Por isso, a ativista responsabiliza: “As autoridades falharam em toda a linha no acompanhamento destas pessoas”.
Dado o historial de “promessas não cumpridas”, Mariana Carneiro é cautelosa em relação à solução oferecida pela autarquia.
A resposta dada em 04 de outubro “veio provar que, afinal, durante estes nove meses, eles podiam ter sido colocado em ‘hostels'”. Porém, lamenta, “ninguém quis pôr essa resposta em prática”.

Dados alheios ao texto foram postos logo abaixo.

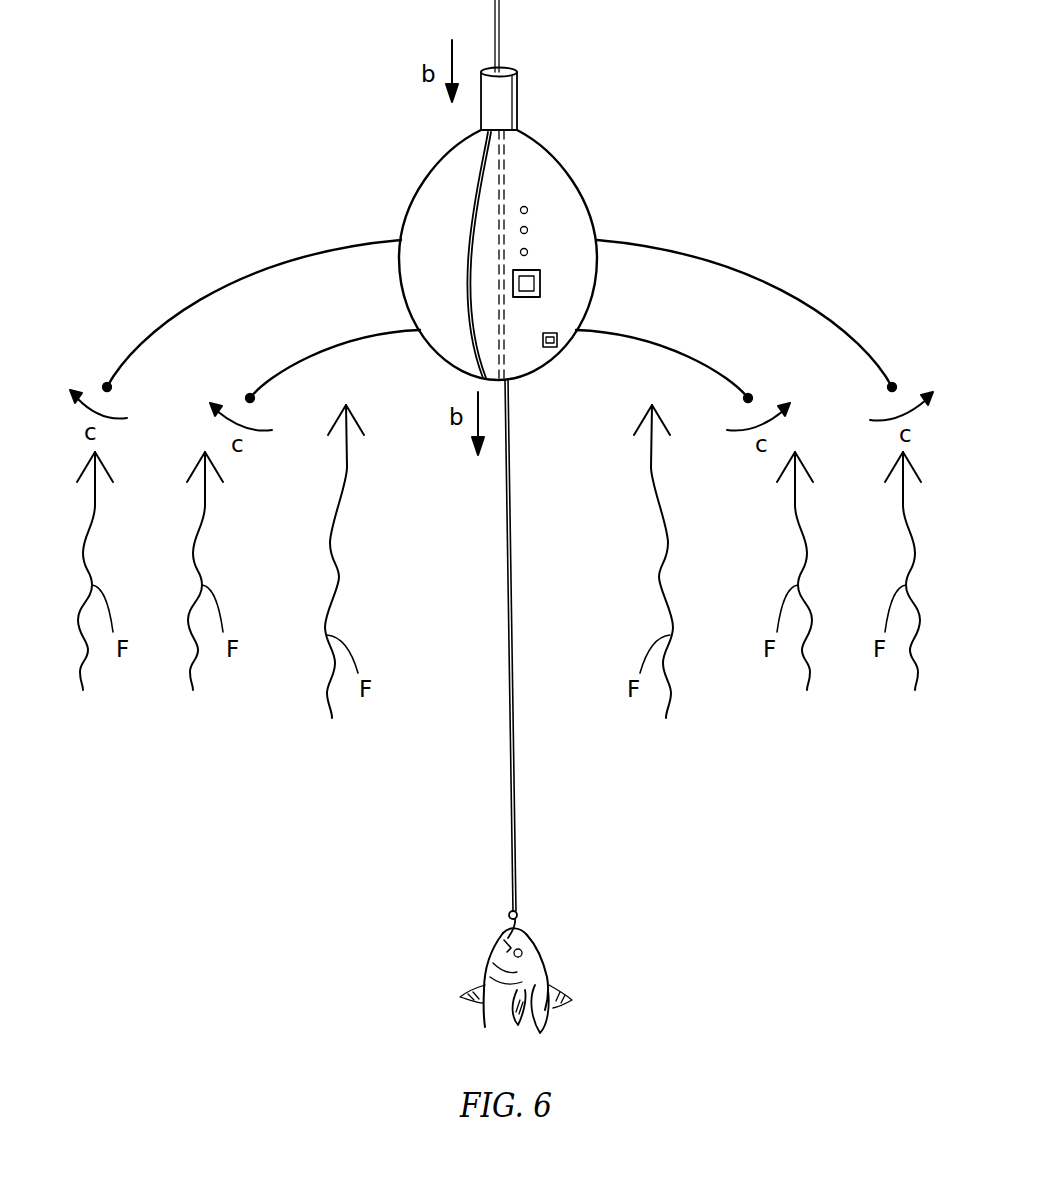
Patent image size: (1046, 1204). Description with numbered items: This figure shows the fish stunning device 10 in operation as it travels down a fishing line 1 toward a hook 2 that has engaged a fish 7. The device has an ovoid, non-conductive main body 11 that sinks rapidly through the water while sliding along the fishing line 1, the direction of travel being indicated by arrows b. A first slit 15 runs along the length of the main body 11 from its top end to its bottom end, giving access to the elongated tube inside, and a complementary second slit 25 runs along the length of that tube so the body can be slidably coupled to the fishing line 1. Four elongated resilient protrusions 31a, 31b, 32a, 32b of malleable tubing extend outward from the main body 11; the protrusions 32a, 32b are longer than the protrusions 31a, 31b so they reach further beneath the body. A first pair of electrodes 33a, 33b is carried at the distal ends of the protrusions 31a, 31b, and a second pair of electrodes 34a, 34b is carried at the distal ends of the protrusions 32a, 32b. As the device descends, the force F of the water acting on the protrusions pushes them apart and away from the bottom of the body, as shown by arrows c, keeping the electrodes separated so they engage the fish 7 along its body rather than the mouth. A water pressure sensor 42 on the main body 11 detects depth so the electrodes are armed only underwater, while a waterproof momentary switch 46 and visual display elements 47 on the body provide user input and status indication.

The fishing line 1 is at (512, 710).
The fishing hook 2 is at (522, 925).
The fish 7 is at (542, 975).
The fish stunning device 10 is at (285, 100).
The main body 11 is at (554, 163).
The first slit 15 is at (477, 182).
The second slit 25 is at (517, 90).
The elongated resilient protrusion 31a is at (375, 332).
The elongated resilient protrusion 31b is at (623, 332).
The elongated resilient protrusion 32a is at (278, 258).
The elongated resilient protrusion 32b is at (722, 258).
The electrode 33a is at (250, 393).
The electrode 33b is at (750, 393).
The electrode 34a is at (105, 380).
The electrode 34b is at (893, 380).
The water pressure sensor 42 is at (557, 342).
The waterproof momentary switch 46 is at (540, 275).
The visual display elements 47 is at (528, 252).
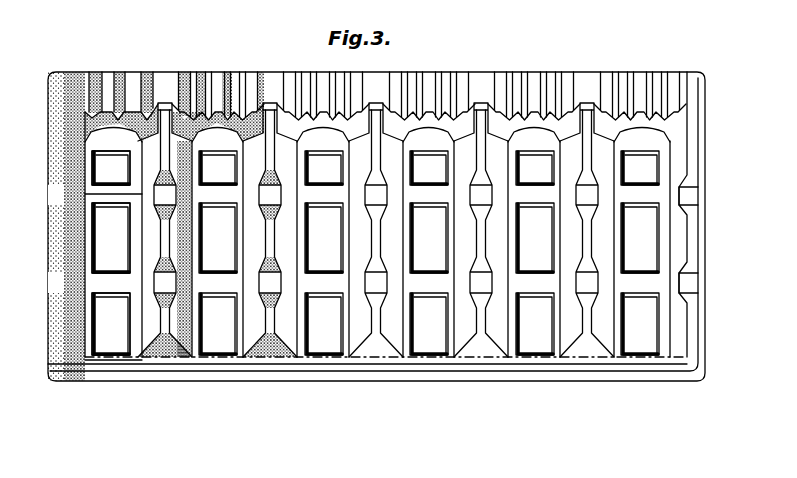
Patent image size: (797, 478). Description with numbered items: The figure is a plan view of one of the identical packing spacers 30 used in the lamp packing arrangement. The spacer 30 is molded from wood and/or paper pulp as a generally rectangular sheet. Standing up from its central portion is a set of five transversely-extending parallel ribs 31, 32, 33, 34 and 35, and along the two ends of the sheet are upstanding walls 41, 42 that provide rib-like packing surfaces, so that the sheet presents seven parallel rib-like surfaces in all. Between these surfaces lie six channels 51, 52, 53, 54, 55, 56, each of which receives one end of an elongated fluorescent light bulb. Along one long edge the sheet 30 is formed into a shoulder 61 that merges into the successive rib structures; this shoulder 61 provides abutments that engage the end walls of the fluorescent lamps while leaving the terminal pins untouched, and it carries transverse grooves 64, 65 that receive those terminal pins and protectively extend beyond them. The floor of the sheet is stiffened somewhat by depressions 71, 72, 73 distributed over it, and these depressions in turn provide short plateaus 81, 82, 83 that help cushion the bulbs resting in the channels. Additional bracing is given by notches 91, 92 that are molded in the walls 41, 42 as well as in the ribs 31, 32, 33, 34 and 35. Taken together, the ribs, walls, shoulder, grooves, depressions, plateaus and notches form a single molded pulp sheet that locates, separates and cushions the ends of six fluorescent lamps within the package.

The packing spacer 30 is at (630, 68).
The rib 31 is at (165, 338).
The rib 32 is at (269, 338).
The rib 33 is at (376, 338).
The rib 34 is at (481, 338).
The rib 35 is at (587, 338).
The upstanding wall 41 is at (57, 358).
The upstanding wall 42 is at (701, 366).
The channel 51 is at (122, 372).
The channel 52 is at (218, 372).
The channel 53 is at (322, 372).
The channel 54 is at (430, 372).
The channel 55 is at (535, 372).
The channel 56 is at (640, 372).
The shoulder 61 is at (67, 117).
The transverse groove 64 is at (100, 78).
The transverse groove 65 is at (124, 78).
The depression 71 is at (85, 262).
The depression 72 is at (103, 193).
The depression 73 is at (108, 362).
The plateau 81 is at (105, 163).
The plateau 82 is at (115, 238).
The plateau 83 is at (108, 328).
The notch 91 is at (692, 198).
The notch 92 is at (692, 283).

Apesar de considerar que o acolhimento em ‘hostels’ não é a melhor solução”, Mariana Carneiro diz ter ficado “muito feliz de eles poderem sair da rua”.
“Era imperativo, as pessoas estavam extremamente desgastadas, não iam aguentar outro inverno, isto foi uma situação muito dramática, de crise humanitária grave e inaceitável no centro de Lisboa, na capital do país”, frisa.
Porém, “não há nenhuma indicação” sobre quanto tempo os migrantes poderão ficar nos ‘hostels’, menciona, realçando que se trata de espaços comerciais, onde vivem muitas outras pessoas, e que é preciso assegurar que há condições “para fazer um bom trabalho social, de acompanhamento social, psicológico, de encaminhamento para o mercado de trabalho, de acesso aos cuidados de saúde”.
Questionada pela Lusa, a Câmara de Lisboa respondeu que o tempo de permanência nos ‘hostels’ “não está definido”.
Aquilo que os migrantes têm, neste momento, “é a dormida, não há resposta de alimentação, não há resposta, até agora, de outros moldes, de saúde, social, etc.”, ressalva Mariana Carneiro, esperando que as promessas “não sejam um verbo de encher” e se concretizem.
“Estas pessoas têm estado num limbo e estas pessoas merecem, de uma vez por todas, que os seus direitos sejam respeitados”, vinca.
Para a vereadora do PCP na Câmara de Lisboa Ana Jara, falta “profundidade e estruturação” na resposta dada a esta população, que vive um problema que “não se resolve com a câmara, resolve-se com o Governo”.
A jornada foi “devastadora”, lembra Aladin, que acorda todos os dias às cinco da manhã para ir trabalhar. “Na vida nada é fácil, temos de fazer algo para conseguir algo”, relativiza.
“Todos nós temos um sonho, eu quero ser isto e aquele quer ser aquilo, mas todos temos um objetivo a atingir, trabalhar para ter êxito”, resume, ao chegar a casa, finda a jornada de trabalho, pelas oito da noite.
“Viemos para Portugal para trabalhar, para ajudar a nossa família, que vive no Senegal, para contribuir para a sociedade, pagar impostos”, elenca Malik.
“Nós queremos ficar aqui, queremos uma vida melhor, queremos ter documentos, como todos os portugueses. [Portugal] é um bom país, tratam-nos bem aqui”, aprecia.
“Eu adoro este país como se fosse a minha nação”, acompanha Aladin, que espera poder voltar a estudar para, um dia, conseguir fazer o que fazia na Gâmbia: trabalhar num hospital e ajudar a salvar vidas.
No entretanto, deixa um lamento: “Muitas pessoas que aqui vivem têm dinheiro, capacidades, têm tudo o que é preciso para ajudar. Mas não o fazem, apenas passam por nós, como se não fôssemos ninguém. E nós somos pessoas, filhas de um só deus”.